Normally, this is where she would drop it; it's where every survivor would drop it, given the choice. No one wants to think about the fall. No one wants to remember all they lost and the things they had to do, especially in the early days.
"Me, too." In D.C., but all of the nation was a hellscape by then. The bombs went off in the major cities and that was it.
"I never thought I'd see a city again. You probably didn't either. That time we went to the Smithsonian, I thought it would be harder for me than it was. This? A living city? It's so much harder for me than that was."
She shrugs. That hadn't been hard for her at all - even though she'd never been to DC, let alone lived there like he had - by that point and she knows exactly why.
"It was all just... landscape by then, wasn't it? I know I'd already accepted things were never going back to the way they were. Most people around me finally had too. So it was just more of the same, really. But this -"

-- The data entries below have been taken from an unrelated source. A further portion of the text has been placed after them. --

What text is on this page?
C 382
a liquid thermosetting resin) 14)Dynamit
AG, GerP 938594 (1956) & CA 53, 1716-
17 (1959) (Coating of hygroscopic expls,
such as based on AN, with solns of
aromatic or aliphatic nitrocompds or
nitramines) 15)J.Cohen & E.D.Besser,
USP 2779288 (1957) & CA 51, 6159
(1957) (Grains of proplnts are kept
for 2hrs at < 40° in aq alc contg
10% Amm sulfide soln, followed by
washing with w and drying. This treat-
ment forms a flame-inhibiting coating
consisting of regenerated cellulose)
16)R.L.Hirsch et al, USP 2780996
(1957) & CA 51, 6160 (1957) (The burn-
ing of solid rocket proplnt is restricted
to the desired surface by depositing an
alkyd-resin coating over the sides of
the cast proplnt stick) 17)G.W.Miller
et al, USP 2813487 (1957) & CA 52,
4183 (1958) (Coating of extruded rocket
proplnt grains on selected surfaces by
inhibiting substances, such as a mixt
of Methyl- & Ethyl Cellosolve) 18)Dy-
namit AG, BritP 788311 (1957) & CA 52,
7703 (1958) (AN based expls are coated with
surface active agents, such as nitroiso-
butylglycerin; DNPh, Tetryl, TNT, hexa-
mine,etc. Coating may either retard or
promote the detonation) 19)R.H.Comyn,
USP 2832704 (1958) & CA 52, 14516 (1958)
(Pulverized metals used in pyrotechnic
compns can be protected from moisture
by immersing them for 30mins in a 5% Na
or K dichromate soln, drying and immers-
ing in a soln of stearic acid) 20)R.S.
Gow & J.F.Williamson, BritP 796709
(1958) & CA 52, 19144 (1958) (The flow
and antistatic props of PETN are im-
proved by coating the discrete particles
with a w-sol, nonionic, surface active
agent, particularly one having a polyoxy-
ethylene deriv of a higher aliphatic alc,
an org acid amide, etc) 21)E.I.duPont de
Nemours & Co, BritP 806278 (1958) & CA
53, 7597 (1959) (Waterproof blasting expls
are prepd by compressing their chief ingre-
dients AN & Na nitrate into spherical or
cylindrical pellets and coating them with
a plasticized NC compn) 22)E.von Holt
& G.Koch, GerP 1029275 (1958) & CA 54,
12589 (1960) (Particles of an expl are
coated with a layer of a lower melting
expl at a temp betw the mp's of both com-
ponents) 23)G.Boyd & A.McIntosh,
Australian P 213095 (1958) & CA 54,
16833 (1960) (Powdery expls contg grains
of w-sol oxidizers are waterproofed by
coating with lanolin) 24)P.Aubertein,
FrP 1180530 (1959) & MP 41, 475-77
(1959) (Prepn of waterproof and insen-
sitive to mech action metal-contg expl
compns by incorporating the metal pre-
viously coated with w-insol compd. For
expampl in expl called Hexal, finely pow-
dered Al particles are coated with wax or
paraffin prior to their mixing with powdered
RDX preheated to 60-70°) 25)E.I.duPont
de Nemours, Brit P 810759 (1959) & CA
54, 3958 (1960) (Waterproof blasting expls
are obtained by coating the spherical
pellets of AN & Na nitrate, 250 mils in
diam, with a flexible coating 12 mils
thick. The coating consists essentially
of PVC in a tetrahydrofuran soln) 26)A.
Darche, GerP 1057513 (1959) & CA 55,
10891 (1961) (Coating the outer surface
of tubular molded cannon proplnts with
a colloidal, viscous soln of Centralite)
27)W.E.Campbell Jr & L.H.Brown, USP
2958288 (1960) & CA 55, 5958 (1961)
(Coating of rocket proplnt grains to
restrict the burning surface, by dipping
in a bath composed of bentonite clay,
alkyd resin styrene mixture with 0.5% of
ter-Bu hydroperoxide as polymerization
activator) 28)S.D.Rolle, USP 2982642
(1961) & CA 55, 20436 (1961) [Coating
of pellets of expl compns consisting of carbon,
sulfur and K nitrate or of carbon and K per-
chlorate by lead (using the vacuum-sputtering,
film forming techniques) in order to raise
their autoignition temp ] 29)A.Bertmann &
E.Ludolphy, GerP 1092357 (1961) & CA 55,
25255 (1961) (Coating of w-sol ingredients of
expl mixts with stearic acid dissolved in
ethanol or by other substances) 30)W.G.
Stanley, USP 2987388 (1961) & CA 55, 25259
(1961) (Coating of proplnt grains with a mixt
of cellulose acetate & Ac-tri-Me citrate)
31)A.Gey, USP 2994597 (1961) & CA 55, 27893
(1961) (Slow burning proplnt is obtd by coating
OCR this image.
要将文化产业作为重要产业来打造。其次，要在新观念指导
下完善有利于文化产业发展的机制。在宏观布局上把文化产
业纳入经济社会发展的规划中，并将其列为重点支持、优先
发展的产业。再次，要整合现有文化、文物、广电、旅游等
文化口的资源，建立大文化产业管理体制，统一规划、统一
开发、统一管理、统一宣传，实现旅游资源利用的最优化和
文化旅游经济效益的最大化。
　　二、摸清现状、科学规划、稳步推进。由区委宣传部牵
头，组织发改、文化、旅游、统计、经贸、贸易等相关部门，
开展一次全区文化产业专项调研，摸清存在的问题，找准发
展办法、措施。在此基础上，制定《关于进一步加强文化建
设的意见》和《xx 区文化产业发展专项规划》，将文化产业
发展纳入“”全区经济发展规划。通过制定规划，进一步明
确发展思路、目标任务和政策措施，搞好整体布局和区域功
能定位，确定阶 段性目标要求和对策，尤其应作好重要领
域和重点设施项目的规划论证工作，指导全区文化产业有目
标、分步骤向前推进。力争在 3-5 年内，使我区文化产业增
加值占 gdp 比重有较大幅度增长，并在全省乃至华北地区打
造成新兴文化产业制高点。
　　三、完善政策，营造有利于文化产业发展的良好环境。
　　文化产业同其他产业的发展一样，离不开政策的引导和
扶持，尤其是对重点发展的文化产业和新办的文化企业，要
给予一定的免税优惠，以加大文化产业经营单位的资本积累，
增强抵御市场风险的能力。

"I hadn't even touched on any of that with Jean. And now that she's gone.... It's just been harder. And it makes me worry about you. You're going through this, too." Reassimilation, and all its pitfalls.
They seem to keep having this conversation or variations on it, and every time she really thinks she's doing okay, or doing better, or at least knows what to do to be better - and then something else happens.
Her brow furrows for a moment, and she opens her mouth to say something but then doesn't. She shakes her head.
"Did you see any weird lights while you were looting?"
"Yeah. As a rule following strange lights is a bad idea so I didn't either. But I followed someone who was. They ended up at the beach. It was bad." For most people it would be bad. "They made confessions."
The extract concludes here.